1. Zeef Type Tube Wells:

In buisputten is de metalen buis die in de grond wordt aangedreven geperforeerd zodat alleen schoon water het gat kan binnendringen. Het is duidelijk dat als er geen andere middelen worden gebruikt, de perforaties in de metalen buis zeer goed moeten worden gemaakt. Het is een zeer duur proces.

Als alternatief kan een draadnet worden gewikkeld op het cilindrische frame met een kleine diameter, maar het kan breken omdat het zeer delicaat is. Dus de beste en meest gebruikte methode is om een ​​pijp te voorzien van redelijk grote perforaties en omringend dat een draadnet of een zeef met kleinere openingen is.

Het draadnet met fijnere openingen sluit de onaangename gronddeeltjes uit om de buis goed in te gaan. Het totale oppervlak van de openingen in de metalen buis en in de zeef wordt hetzelfde gehouden. Dit komt omdat als het openingsgebied hetzelfde is, de aanvoersnelheid hetzelfde zal zijn.

Bovendien is er enige ringvormige ruimte achtergelaten tussen de geperforeerde metalen buis en de zeef. Als de ruimte niet wordt gelaten, kan de zeef recht boven de buis rusten en als gevolg daarvan zal het open gebied van perforaties worden verkleind, Fig. 18.1 toont het gedeelte van een putje van een zeeftype buis.

Normaal gesproken wordt de maaswijdte van het draadnet of de zeef gelijk gehouden aan D 60 tot D 70 van de omliggende grond. Dit type put ontleent water uit een watervoerende laag van onbeperkte omvang of uit een beperkte watervoerende laag of uit het aantal watervoerende lagen.

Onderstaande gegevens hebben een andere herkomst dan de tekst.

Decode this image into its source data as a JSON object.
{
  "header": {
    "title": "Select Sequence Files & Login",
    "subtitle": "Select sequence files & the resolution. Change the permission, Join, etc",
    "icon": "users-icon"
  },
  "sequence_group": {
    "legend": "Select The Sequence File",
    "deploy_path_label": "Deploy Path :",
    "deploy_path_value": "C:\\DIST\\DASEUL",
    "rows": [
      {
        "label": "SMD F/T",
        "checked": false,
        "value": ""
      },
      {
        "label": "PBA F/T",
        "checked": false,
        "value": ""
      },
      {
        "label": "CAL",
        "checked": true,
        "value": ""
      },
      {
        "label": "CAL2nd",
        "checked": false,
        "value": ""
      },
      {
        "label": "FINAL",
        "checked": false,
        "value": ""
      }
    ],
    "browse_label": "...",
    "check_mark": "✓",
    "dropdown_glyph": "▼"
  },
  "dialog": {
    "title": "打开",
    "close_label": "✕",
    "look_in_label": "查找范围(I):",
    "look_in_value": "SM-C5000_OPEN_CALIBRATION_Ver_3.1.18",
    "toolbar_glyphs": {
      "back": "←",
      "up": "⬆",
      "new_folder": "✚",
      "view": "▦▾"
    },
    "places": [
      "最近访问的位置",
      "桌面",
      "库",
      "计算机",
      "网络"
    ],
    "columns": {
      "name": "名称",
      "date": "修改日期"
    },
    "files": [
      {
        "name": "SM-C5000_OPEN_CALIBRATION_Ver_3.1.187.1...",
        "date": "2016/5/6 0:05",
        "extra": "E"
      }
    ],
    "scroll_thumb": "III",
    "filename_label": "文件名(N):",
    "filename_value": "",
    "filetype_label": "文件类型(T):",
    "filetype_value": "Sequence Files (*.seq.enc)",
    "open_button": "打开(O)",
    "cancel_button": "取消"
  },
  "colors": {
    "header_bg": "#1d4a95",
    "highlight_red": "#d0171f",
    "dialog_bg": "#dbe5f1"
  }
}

De geperforeerde buis strekt zich alleen uit voor de watervoerende gedeelten van de formatie terwijl voor een ander gedeelte de pijp vlak wordt gehouden. Aan de onderkant is een buisputje aangesloten. De plug wordt iets boven de bodem gehouden. Deze procedure voorkomt het falen van de plug als gevolg van het gewicht van de put. De put van het zeeftype buis is normaal geschikt en wordt daarom op grote schaal gebruikt. Wanneer een term buisput wordt gebruikt, verwijst deze naar zeefput, tenzij anders aangegeven.

2. Holte type buis goed:

In dit type vindt waterbijdrage aan het boorgat alleen plaats via de onderste laag. Uit figuur 18.2 is het duidelijk dat het in principe vergelijkbaar is met de categorie van de diepe putten onder open putten.

Het ontleent water uit de vorige laag onder de harde ondoordringbare laag. De buisput wordt weggenomen totdat deze de ondoordringbare of mota-laag binnendringt en de watervoerende laag bereikt. In de beginfase waarin het water wordt weggepompt, komt er fijn zand in de buis met het water en wordt er onderaan een holte of holte gevormd. De bodem van de holte voor enige dikte wordt aldus vrijgemaakt van fijnere deeltjes.

Na de holtevorming komt alleen helder water de buis goed binnen. Omdat de snelheid van pompen groter is, is de snelheid van het water dat de grofzandlaag binnenkomt kritisch, maar wanneer het in de holte komt, wordt de snelheid verlaagd. Uiteindelijk komt het water de buis goed binnen aan de bodem met een snelheid lager dan de kritische snelheid. Het belangrijkste verschil tussen een zeef en holtebuis is dat in de eerste de instroom radiaal is, terwijl deze later sferisch is.

3. Sleufbuis met gleuftype:

Soms wordt de aard van ondergrondse formatie niet correct verwacht. Het is duidelijk dat het boorgat dat wordt aangedreven voor de aanleg van de zeef goed een mislukking zal zijn. Als een mota-formatie aanwezig is, kan holte goed worden gebruikt. Maar als geen van beide voorwaarden aanwezig is, kan de put met gleuven goed worden geconstrueerd. Er moet natuurlijk een watervoerende laag aanwezig zijn aan de onderkant. In het boorgat (zeg 36 cm diameter) wordt een onderwijspijp met een diameter van 15 cm neergelaten totdat deze de bodem bereikt. De onderkant van de onderwijspijp is ingelegd zoals getoond in Fig. 18.3.

De grootte van de sleuven kan 25 mm x 3 mm zijn met een tussenafstand van 12 mm. Omdat de gleuven vrij breed zijn, is ter voorkoming van zandtoe- gang in de pijp een filter van kiezel voorzien aan de onderzijde, die het gegleufde pijpgedeelte omgeeft. Ten slotte wordt, voordat de pijpbehuizing met een diameter van 36 cm wordt teruggetrokken, de shingle in de ringvormige ruimte tussen de onderwijspijp en de verbuizingbuis gegoten. De ontwikkeling van deze put gebeurt geleidelijk met de perslucht. Aldus ontvangt de van sleuven voorziene buisbron, in tegenstelling tot zeefput, instroom slechts onder door door dakspanen omkerende bewolking.